Ethereum, for all its promises, is looking to be a lot more shaky as an investment.

The brainchild of Toronto-raised Vitalik Buterin, Ethereum is essentially a computing platform upon which anyone can build blockchain-based games, apps and peer-to-peer financial instruments. Most NFTs (non-fungible tokens), the expensive digital pictures, run on Ethereum. The platform is also at the centre of the talk about Web3, a proposed next-generation iteration of the Internet.

One estimate puts the value of everything on Ethereum at US$585-billion. If Ethereum was a publicly traded company, that would put it among the top 10 in the world.

The recent Merge changed the way the network is upheld. Instead of “mining” by solving mathematical puzzles, a power-hungry process, users now “stake” their ether coins, locking them up and receiving the equivalent of interest in return.

On the surface, that’s great for some investors. But a coin that comes with staking is potentially a security, according to the U.S. Securities and Exchange Commission. SEC chair Gary Gensler, who has been rather hard on crypto, did not single out Ethereum when he made that comment. But he did say it on the day of the Merge in direct response to reporters’ questions.

What this means is that an ether coin, in the eyes of U.S. law, could be akin to a share of a company, rather than say, a commodity, like gold – or bitcoin and ether before the Merge, both of which the SEC has said were not securities.

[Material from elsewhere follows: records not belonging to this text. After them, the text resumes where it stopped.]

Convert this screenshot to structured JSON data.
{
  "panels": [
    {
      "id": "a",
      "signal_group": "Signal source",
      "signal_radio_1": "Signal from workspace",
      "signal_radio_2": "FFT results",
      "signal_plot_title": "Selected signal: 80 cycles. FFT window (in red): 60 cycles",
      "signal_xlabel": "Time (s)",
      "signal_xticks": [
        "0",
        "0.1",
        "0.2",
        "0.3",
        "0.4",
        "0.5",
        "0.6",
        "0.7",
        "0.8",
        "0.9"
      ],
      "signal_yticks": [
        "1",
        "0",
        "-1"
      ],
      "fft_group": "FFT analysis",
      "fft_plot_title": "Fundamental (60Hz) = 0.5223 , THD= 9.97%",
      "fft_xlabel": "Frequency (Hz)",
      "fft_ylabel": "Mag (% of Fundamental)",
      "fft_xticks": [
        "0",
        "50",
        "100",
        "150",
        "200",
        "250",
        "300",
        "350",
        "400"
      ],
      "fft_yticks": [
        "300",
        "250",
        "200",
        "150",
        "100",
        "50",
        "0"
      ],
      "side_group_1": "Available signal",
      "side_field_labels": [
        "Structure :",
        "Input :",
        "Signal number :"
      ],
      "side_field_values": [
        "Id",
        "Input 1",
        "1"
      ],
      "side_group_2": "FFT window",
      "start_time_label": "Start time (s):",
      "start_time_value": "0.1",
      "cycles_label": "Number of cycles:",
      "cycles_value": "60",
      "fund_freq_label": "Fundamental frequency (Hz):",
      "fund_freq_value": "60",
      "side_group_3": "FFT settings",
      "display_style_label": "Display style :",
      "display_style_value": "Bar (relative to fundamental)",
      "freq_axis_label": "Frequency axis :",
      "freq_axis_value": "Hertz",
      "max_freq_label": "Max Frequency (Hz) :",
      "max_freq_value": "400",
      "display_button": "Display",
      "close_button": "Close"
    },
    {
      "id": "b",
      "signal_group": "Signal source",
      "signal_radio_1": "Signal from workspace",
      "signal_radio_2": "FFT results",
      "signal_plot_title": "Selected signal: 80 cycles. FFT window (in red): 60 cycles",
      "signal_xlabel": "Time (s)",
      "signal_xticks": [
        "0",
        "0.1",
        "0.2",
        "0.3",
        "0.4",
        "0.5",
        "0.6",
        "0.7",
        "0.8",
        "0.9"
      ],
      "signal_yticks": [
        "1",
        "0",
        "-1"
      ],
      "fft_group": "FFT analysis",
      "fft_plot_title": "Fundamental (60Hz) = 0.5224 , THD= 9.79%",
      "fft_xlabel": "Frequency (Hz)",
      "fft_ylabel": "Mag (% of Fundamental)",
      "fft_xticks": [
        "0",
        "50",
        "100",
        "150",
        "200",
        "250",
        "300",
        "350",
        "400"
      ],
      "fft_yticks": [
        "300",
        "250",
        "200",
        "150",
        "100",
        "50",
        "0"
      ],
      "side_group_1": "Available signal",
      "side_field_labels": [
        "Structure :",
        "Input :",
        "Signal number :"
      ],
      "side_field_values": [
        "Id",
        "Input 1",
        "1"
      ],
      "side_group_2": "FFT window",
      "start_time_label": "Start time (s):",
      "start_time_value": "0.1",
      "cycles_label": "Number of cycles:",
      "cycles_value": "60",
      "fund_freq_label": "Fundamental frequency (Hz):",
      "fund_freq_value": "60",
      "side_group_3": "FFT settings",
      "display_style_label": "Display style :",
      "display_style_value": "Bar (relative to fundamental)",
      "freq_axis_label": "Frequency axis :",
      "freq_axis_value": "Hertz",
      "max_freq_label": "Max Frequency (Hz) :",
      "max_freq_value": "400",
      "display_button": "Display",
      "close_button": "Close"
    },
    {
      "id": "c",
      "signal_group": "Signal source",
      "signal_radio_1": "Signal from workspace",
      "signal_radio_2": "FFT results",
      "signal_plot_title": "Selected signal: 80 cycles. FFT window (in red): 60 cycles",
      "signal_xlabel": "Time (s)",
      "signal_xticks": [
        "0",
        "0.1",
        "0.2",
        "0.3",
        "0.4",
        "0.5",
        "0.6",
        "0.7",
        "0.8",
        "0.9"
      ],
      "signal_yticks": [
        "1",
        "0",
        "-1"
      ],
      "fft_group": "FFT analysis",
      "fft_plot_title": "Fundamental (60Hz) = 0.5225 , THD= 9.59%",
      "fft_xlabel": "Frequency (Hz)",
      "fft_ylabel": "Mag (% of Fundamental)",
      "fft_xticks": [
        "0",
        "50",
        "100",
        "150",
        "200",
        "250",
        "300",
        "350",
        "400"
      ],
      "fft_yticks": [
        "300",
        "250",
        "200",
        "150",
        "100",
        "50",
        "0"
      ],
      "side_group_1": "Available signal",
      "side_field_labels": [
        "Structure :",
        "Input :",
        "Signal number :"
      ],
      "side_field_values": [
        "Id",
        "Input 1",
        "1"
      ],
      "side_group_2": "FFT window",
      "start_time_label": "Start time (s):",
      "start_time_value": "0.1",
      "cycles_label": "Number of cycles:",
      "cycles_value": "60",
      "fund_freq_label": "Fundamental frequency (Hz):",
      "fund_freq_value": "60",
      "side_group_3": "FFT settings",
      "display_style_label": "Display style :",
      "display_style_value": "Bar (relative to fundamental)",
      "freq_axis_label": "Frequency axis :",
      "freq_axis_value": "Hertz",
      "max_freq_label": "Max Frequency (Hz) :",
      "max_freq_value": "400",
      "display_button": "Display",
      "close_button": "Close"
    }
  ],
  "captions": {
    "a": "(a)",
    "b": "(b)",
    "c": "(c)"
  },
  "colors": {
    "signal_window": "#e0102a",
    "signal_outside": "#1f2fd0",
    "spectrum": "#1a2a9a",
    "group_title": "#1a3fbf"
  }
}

That is significant because the SEC claims jurisdiction over not just securities in the United States but all of the Ethereum network. In a recent court filing, the SEC cited the fact that because most of the servers that support Ethereum are in the United States, everything that happens on the Ethereum network is deemed to have happened in the United States.

That is in line with another development that had come out of the United States earlier this year. The U.S. government has, for the first time, brought in sanctions against not a company or a person, but a specific Ethereum application called Tornado Cash.

That sanction makes it illegal for “U.S. persons” to have anything to do with Tornado Cash – but that doesn’t mean foreigners are spared. As seen in the charges laid this year against two Europeans for the breaching of a different sanction by an American (the one-time Ethereum executive Virgil Griffith), even if you’re not American, you’ll be deemed to have committed an American crime if there’s an American involved in there somewhere.

The United States is not just increasingly active in policing crypto, but like many things the country has done in the past, it is projecting this policing way past its borders. And enforcement actions involving Ethereum, in one way or another, have been increasing and broad.

That’s worrying because, unlike the more decentralized bitcoin, Ethereum has an actual organization behind it and a named founder still actively working on it. Ethereum and the value of ether will never be able to endure the sort of regulatory shocks that bitcoin has shrugged off, like that mining ban from China last year.

Now, the Merge, for all the technical good Ethereum developers had hoped it would do, has become one more reason for regulators to target the network.